Jess Hazeltine, administrative manager for the Recovery Center of Medina County, said for students if they hadn’t been working at the recovery center, “chances are they’d had fallen through the cracks. We’re here to help people in recovery.”

In the program, some of the students in the first class started in the front of the house (in the dining room) and some in the back (kitchen).

Flaherty said they rotate the students, so they know how to run the entire restaurant.

“It’s a good format,” he said. “Most importantly, it helps students to develop leadership skills.”

Learning how to greet a guest properly is a skill, he said. He said he’s walked into some restaurants where the person at the front was more interested in being on their phone than welcoming a customer the right way.

“First impressions are very important,” Flaherty said.

He said the students are taught several other jobs in the front of the restaurant, including running food, handling reservations, seating the floor, and describing the dishes and the wines to the customers.

In the back of the house, they learn how to make salads, prep the food and make food from scratch, among several other duties.

“All those skills will allow them to work at any high-end restaurant in Medina, Akron or Cleveland,” he said.

The second class at Serenite began July 25 with four members.

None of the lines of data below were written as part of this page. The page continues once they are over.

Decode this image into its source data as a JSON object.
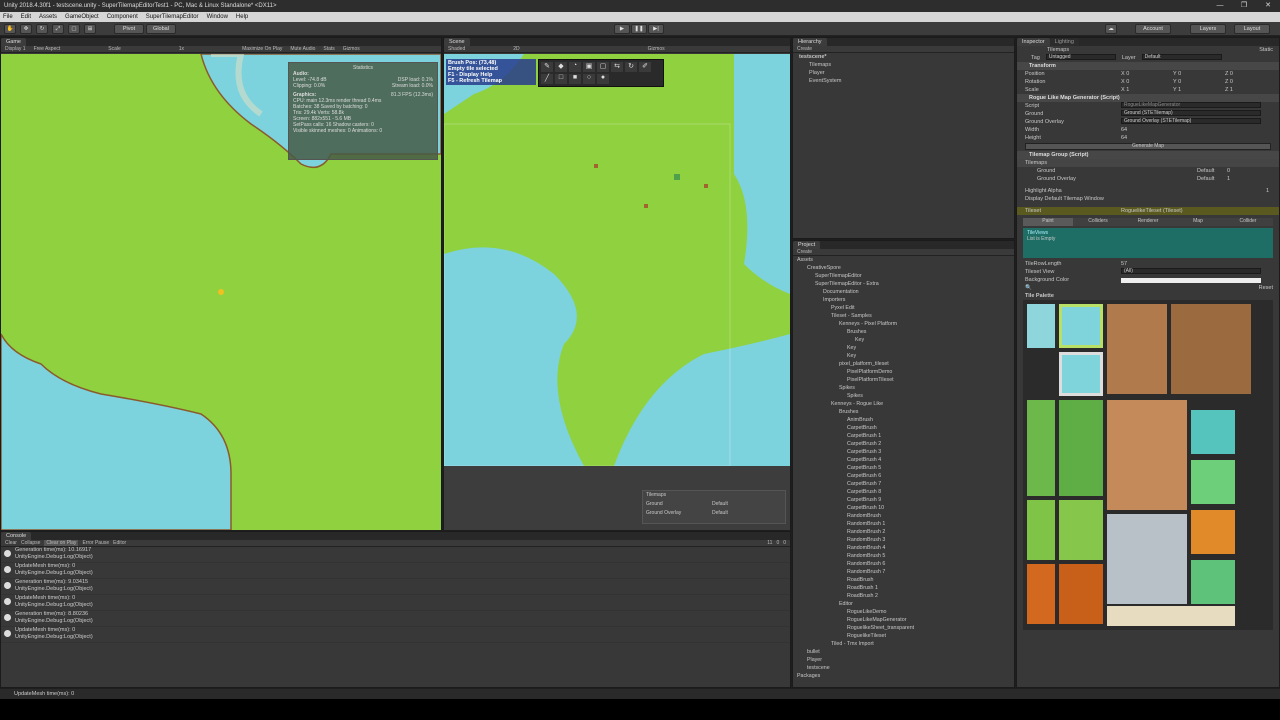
{
  "title": "Unity 2018.4.30f1 - testscene.unity - SuperTilemapEditorTest1 - PC, Mac & Linux Standalone* <DX11>",
  "window_buttons": [
    "—",
    "❐",
    "✕"
  ],
  "menu": [
    "File",
    "Edit",
    "Assets",
    "GameObject",
    "Component",
    "SuperTilemapEditor",
    "Window",
    "Help"
  ],
  "toolbar": {
    "pivot": "Pivot",
    "global": "Global",
    "account": "Account",
    "layers": "Layers",
    "layout": "Layout"
  },
  "game": {
    "tab": "Game",
    "display": "Display 1",
    "aspect": "Free Aspect",
    "scale_label": "Scale",
    "scale_value": "1x",
    "maximize": "Maximize On Play",
    "mute": "Mute Audio",
    "stats": "Stats",
    "gizmos": "Gizmos",
    "stats_panel": {
      "title": "Statistics",
      "audio_hdr": "Audio:",
      "audio": [
        "Level: -74.8 dB",
        "Clipping: 0.0%"
      ],
      "audio_r": [
        "DSP load: 0.1%",
        "Stream load: 0.0%"
      ],
      "graphics_hdr": "Graphics:",
      "fps": "81.3 FPS (12.3ms)",
      "lines": [
        "CPU: main 12.3ms  render thread 0.4ms",
        "Batches: 38   Saved by batching: 0",
        "Tris: 29.4k   Verts: 58.8k",
        "Screen: 882x551 - 5.6 MB",
        "SetPass calls: 16   Shadow casters: 0",
        "Visible skinned meshes: 0  Animations: 0"
      ]
    }
  },
  "scene": {
    "tab": "Scene",
    "shading": "Shaded",
    "mode": "2D",
    "gizmos": "Gizmos",
    "overlay": [
      "Brush Pos: (73,48)",
      "Empty tile selected",
      "F1 - Display Help",
      "F5 - Refresh Tilemap"
    ],
    "tilemaps_box": {
      "title": "Tilemaps",
      "rows": [
        {
          "name": "Ground",
          "layer": "Default"
        },
        {
          "name": "Ground Overlay",
          "layer": "Default"
        }
      ]
    }
  },
  "hierarchy": {
    "tab": "Hierarchy",
    "create": "Create",
    "items": [
      "testscene*",
      "Tilemaps",
      "Player",
      "EventSystem"
    ]
  },
  "project": {
    "tab": "Project",
    "create": "Create",
    "items": [
      "Assets",
      "CreativeSpore",
      "SuperTilemapEditor",
      "SuperTilemapEditor - Extra",
      "Documentation",
      "Importers",
      "Pyxel Edit",
      "Tileset - Samples",
      "Kenneys - Pixel Platform",
      "Brushes",
      "Key",
      "Key",
      "Key",
      "pixel_platform_tileset",
      "PixelPlatformDemo",
      "PixelPlatformTileset",
      "Spikes",
      "Spikes",
      "Kenneys - Rogue Like",
      "Brushes",
      "AnimBrush",
      "CarpetBrush",
      "CarpetBrush 1",
      "CarpetBrush 2",
      "CarpetBrush 3",
      "CarpetBrush 4",
      "CarpetBrush 5",
      "CarpetBrush 6",
      "CarpetBrush 7",
      "CarpetBrush 8",
      "CarpetBrush 9",
      "CarpetBrush 10",
      "RandomBrush",
      "RandomBrush 1",
      "RandomBrush 2",
      "RandomBrush 3",
      "RandomBrush 4",
      "RandomBrush 5",
      "RandomBrush 6",
      "RandomBrush 7",
      "RoadBrush",
      "RoadBrush 1",
      "RoadBrush 2",
      "Editor",
      "RogueLikeDemo",
      "RogueLikeMapGenerator",
      "RoguelikeSheet_transparent",
      "RoguelikeTileset",
      "Tiled - Tmx Import",
      "bullet",
      "Player",
      "testscene",
      "Packages"
    ]
  },
  "console": {
    "tab": "Console",
    "buttons": [
      "Clear",
      "Collapse",
      "Clear on Play",
      "Error Pause",
      "Editor"
    ],
    "counts": [
      "11",
      "0",
      "0"
    ],
    "lines": [
      [
        "Generation time(ms): 10.16917",
        "UnityEngine.Debug:Log(Object)"
      ],
      [
        "UpdateMesh time(ms): 0",
        "UnityEngine.Debug:Log(Object)"
      ],
      [
        "Generation time(ms): 9.03415",
        "UnityEngine.Debug:Log(Object)"
      ],
      [
        "UpdateMesh time(ms): 0",
        "UnityEngine.Debug:Log(Object)"
      ],
      [
        "Generation time(ms): 8.80236",
        "UnityEngine.Debug:Log(Object)"
      ],
      [
        "UpdateMesh time(ms): 0",
        "UnityEngine.Debug:Log(Object)"
      ]
    ],
    "status": "UpdateMesh time(ms): 0"
  },
  "inspector": {
    "tab": "Inspector",
    "tab2": "Lighting",
    "static": "Static",
    "object": "Tilemaps",
    "tag_label": "Tag",
    "tag": "Untagged",
    "layer_label": "Layer",
    "layer": "Default",
    "transform": "Transform",
    "position": "Position",
    "rotation": "Rotation",
    "scale": "Scale",
    "xyz": [
      "X 0",
      "Y 0",
      "Z 0"
    ],
    "scale_xyz": [
      "X 1",
      "Y 1",
      "Z 1"
    ],
    "rlmg": "Rogue Like Map Generator (Script)",
    "script_lbl": "Script",
    "script_val": "RogueLikeMapGenerator",
    "ground_lbl": "Ground",
    "ground_val": "Ground (STETilemap)",
    "overlay_lbl": "Ground Overlay",
    "overlay_val": "Ground Overlay (STETilemap)",
    "width_lbl": "Width",
    "width": "64",
    "height_lbl": "Height",
    "height": "64",
    "generate": "Generate Map",
    "tg": "Tilemap Group (Script)",
    "tilemaps_lbl": "Tilemaps",
    "tg_rows": [
      {
        "name": "Ground",
        "layer": "Default",
        "order": "0"
      },
      {
        "name": "Ground Overlay",
        "layer": "Default",
        "order": "1"
      }
    ],
    "highlight": "Highlight Alpha",
    "highlight_val": "1",
    "display_default": "Display Default Tilemap Window",
    "tileset_lbl": "Tileset",
    "tileset_val": "RoguelikeTileset (Tileset)",
    "tabs": [
      "Paint",
      "Colliders",
      "Renderer",
      "Map",
      "Collider"
    ],
    "tileviews": "TileViews",
    "tileviews_sub": "List is Empty",
    "tile_row_length": "TileRowLength",
    "tile_row_val": "57",
    "tileset_view": "Tileset View",
    "tileset_view_val": "(All)",
    "bg_color": "Background Color",
    "reset": "Reset",
    "palette": "Tile Palette"
  }
}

Flaherty also said he’s heard nothing but positive feedback from the public on the restaurant itself.

“So far, so good,” he said. “People genuinely enjoy the product. You have to be putting out good food. That’s what brings people back. If you’re not putting out a quality product, people won’t be back.

“It’s been a hot topic (due to the restaurant serving alcohol). You can win people over and get them involved with our mission.”